Les manuscrits rédigés par le Général de Gaulle entre décembre 1940 et décembre 1942 sont des archives publiques
L’essentiel :
• La société Aristophil et l’association du musée des lettres et manuscrits, détenteurs de 313 brouillons manuscrits de télégramme écrits par le général de Gaulle entre décembre 1940 et décembre 1942, ont contesté devant le juge judiciaire l’action de l’État revendiquant la propriété de ces documents en tant qu’archives publiques.
• Compte-tenu de la difficulté de savoir si ces archives revêtent un caractère public, la cour d’appel de Paris a posé sur ce point une question préjudicielle au juge administratif. Par un jugement du 12 mai 2017, le tribunal administratif de Paris a jugé que ces documents constituaient des archives publiques.
• Par la décision de ce jour, le Conseil d’État, saisi d’un recours en cassation par l’association du musée des lettres et manuscrits et la société Aristophil confirme ce jugement.
Les faits et la procédure :
En avril 2012, l’État a engagé une action en revendication d’archives publiques devant le tribunal de grande instance de Paris afin de se voir remettre 313 brouillons manuscrits de télégrammes écrits par le général de Gaulle entre le 11 décembre 1940 et le 11 décembre 1942, détenus par la société Aristophil et le musée des lettres et manuscrits.
Le 20 novembre 2013, le tribunal de grande instance de Paris a fait droit à cette demande. Saisie d’un appel formé par la société Aristophil et le musée des lettres et manuscrits, la cour d’appel de Paris a, dans un arrêt du 15 mai 2015, estimé pour sa part que la détermination du caractère public de ces archives soulevait une difficulté sérieuse et a par conséquent, posé une question préjudicielle au juge administrative et sursis à statuer sur le litige dont elle était saisie.
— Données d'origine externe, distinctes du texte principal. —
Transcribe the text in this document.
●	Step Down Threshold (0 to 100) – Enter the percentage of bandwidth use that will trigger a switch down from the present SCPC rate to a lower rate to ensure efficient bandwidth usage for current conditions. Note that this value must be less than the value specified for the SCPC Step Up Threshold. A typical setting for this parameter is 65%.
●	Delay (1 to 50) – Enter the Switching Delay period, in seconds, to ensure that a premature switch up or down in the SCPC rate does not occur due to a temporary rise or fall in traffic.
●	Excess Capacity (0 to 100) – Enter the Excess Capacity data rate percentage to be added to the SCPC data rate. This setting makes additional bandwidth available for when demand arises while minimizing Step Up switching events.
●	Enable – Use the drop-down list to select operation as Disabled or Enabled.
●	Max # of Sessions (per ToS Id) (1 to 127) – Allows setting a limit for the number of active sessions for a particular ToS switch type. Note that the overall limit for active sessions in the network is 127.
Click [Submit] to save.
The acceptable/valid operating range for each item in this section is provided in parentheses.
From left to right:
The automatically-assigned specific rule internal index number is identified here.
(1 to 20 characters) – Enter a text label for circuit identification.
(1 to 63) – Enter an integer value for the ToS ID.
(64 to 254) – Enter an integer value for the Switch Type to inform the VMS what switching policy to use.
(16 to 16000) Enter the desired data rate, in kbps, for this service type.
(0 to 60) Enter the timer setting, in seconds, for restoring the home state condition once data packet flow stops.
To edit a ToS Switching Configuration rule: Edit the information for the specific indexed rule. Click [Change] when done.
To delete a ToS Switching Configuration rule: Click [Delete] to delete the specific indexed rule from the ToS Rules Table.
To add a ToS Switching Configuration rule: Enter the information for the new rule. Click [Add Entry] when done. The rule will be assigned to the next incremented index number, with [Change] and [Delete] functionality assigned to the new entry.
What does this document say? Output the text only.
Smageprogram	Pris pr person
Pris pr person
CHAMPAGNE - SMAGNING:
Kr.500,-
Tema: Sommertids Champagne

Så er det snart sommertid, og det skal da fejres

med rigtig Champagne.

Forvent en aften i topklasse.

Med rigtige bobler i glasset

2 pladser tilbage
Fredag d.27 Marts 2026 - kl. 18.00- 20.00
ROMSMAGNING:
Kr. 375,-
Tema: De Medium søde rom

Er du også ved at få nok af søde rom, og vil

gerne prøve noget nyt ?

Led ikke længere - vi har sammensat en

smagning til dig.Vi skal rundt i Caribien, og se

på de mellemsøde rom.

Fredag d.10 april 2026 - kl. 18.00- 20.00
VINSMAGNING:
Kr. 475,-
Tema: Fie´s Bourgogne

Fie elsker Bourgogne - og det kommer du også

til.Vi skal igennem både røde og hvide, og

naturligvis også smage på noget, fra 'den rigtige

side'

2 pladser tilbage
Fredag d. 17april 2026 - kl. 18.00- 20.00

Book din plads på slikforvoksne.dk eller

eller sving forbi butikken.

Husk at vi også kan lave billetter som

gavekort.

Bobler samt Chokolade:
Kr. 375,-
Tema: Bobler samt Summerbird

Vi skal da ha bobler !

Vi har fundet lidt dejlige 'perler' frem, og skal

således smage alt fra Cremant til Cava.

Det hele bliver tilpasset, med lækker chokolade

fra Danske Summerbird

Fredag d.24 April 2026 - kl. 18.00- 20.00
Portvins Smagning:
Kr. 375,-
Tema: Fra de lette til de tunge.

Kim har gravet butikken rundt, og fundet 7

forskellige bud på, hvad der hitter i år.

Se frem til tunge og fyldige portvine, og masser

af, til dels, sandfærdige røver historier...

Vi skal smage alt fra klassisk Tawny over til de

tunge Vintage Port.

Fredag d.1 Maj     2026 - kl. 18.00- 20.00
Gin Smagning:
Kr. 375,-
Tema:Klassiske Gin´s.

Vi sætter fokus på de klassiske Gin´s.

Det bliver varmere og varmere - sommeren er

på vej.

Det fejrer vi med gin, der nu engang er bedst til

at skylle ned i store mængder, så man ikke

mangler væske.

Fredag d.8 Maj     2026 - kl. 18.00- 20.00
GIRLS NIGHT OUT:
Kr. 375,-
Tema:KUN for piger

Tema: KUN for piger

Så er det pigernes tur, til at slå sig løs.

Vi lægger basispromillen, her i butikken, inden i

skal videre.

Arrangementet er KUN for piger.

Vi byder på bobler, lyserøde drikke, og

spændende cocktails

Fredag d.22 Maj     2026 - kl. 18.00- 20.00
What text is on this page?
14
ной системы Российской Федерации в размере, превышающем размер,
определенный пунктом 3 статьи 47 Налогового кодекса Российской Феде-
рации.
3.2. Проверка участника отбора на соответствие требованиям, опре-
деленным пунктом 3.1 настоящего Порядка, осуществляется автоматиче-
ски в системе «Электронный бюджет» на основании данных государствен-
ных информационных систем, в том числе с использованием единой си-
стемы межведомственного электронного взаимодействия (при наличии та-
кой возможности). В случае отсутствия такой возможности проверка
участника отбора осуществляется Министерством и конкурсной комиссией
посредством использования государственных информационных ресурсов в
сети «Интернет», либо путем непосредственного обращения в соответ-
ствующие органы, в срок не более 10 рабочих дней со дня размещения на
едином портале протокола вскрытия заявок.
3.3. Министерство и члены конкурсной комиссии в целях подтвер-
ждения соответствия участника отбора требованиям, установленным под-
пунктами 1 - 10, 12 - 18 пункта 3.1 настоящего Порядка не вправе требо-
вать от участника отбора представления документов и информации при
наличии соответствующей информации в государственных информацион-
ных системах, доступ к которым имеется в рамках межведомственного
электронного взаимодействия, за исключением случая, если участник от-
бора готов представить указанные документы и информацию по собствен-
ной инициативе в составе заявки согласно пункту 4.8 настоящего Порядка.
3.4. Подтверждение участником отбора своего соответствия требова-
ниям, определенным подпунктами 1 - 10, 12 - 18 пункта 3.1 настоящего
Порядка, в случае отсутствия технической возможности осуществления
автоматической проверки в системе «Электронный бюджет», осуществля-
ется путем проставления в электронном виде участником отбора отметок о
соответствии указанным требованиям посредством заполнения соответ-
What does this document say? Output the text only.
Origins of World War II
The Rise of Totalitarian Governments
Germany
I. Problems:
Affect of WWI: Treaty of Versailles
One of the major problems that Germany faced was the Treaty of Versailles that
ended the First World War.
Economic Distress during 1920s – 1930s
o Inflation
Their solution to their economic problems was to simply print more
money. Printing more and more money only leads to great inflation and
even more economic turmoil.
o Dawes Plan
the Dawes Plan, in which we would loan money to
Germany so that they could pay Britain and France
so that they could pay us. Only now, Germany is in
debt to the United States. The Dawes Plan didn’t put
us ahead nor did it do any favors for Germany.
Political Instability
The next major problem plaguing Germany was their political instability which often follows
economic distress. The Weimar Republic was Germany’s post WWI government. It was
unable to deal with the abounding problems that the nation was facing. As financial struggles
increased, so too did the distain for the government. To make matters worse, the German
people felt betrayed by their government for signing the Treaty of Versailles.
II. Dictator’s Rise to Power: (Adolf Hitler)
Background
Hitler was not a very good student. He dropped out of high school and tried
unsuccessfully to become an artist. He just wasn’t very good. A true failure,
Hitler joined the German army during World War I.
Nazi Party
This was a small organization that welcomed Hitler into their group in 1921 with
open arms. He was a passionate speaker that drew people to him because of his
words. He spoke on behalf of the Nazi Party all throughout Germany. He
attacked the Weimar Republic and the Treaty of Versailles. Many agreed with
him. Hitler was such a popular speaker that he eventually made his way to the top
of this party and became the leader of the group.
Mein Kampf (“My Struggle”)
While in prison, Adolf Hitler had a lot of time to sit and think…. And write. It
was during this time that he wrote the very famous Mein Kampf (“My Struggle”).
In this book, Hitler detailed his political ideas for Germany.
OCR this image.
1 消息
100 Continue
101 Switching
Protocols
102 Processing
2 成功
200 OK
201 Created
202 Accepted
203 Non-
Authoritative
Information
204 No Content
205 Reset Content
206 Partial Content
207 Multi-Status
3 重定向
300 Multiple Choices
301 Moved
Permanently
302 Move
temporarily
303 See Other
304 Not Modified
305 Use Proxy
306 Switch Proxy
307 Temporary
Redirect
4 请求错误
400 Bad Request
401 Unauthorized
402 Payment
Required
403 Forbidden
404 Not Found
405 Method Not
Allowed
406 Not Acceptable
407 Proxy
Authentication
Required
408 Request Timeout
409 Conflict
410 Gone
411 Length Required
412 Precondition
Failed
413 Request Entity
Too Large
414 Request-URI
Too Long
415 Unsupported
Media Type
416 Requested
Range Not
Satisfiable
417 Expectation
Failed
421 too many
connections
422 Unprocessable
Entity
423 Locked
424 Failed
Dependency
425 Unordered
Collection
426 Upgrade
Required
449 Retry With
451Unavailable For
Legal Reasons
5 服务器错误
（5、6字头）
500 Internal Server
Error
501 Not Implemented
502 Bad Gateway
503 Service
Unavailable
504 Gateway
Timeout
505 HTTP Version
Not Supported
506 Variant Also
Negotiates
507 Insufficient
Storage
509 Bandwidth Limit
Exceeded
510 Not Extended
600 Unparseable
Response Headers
Par un jugement du 12 mai 2017, le tribunal administratif de Paris a estimé que ces documents constituaient des archives publiques. L’association du musée des lettres et manuscrits et la société Aristophil se sont pourvues en cassation devant le Conseil d’État contre ce jugement.
La décision de ce jour :
Dans la décision de ce jour, le Conseil d’État juge d’abord que revêtent le caractère d’archives publiques tous les documents procédant de l’activité de l’État quelle que soit la date à laquelle ils ont été produits, quel que soit leur état d’achèvement et quel que soit leur auteur.
Il cite ensuite l’ordonnance du 9 août 1944 relative au rétablissement de la légalité républicaine sur le territoire continental qui dispose que : « La forme du Gouvernement de la France est et demeure la République. En droit celle-ci n'a pas cessé d'exister », que « sont, en conséquence, nuls et de nul effet tous les actes constitutionnels législatifs ou réglementaires, ainsi que les arrêtés pris pour leur exécution, sous quelque dénomination que ce soit, promulgués sur le territoire continental postérieurement au 16 juin 1940 et jusqu'au rétablissement du Gouvernement provisoire de la république française », et que « Les actes de l'autorité de fait, se disant « gouvernement de l'Etat français » dont la nullité n'est pas expressément constatée dans la présente ordonnance ou dans les tableaux annexés, continueront à recevoir provisoirement application [...] ».
Comme l’avait fait le tribunal administratif de Paris, le Conseil d’État, s’appuyant sur ces dispositions, juge que seuls la France libre et la France combattante, et, par la suite, le Comité français de la libération nationale et le Gouvernement provisoire de la République française étaient, à compter du 16 juin 1940, dépositaires de la souveraineté nationale et ont assuré la continuité de la République. Par conséquent, il juge que les télégrammes manuscrits écrits entre décembre 1940 et décembre 1942 procèdent de l’activité de l’État et constituent des archives publiques.
Le Conseil d’État rappelle enfin que les faits et agissements de l’autorité de fait se disant « gouvernement de l’État français », que constitue le régime de Vichy, engagent la responsabilité de l’État. Et il juge, enfin, que les documents procédant de l’activité politique et administrative de cette autorité de fait doivent être assimilés à des archives publiques.
Par suite, le Conseil d’État rejette le pourvoi des requérantes.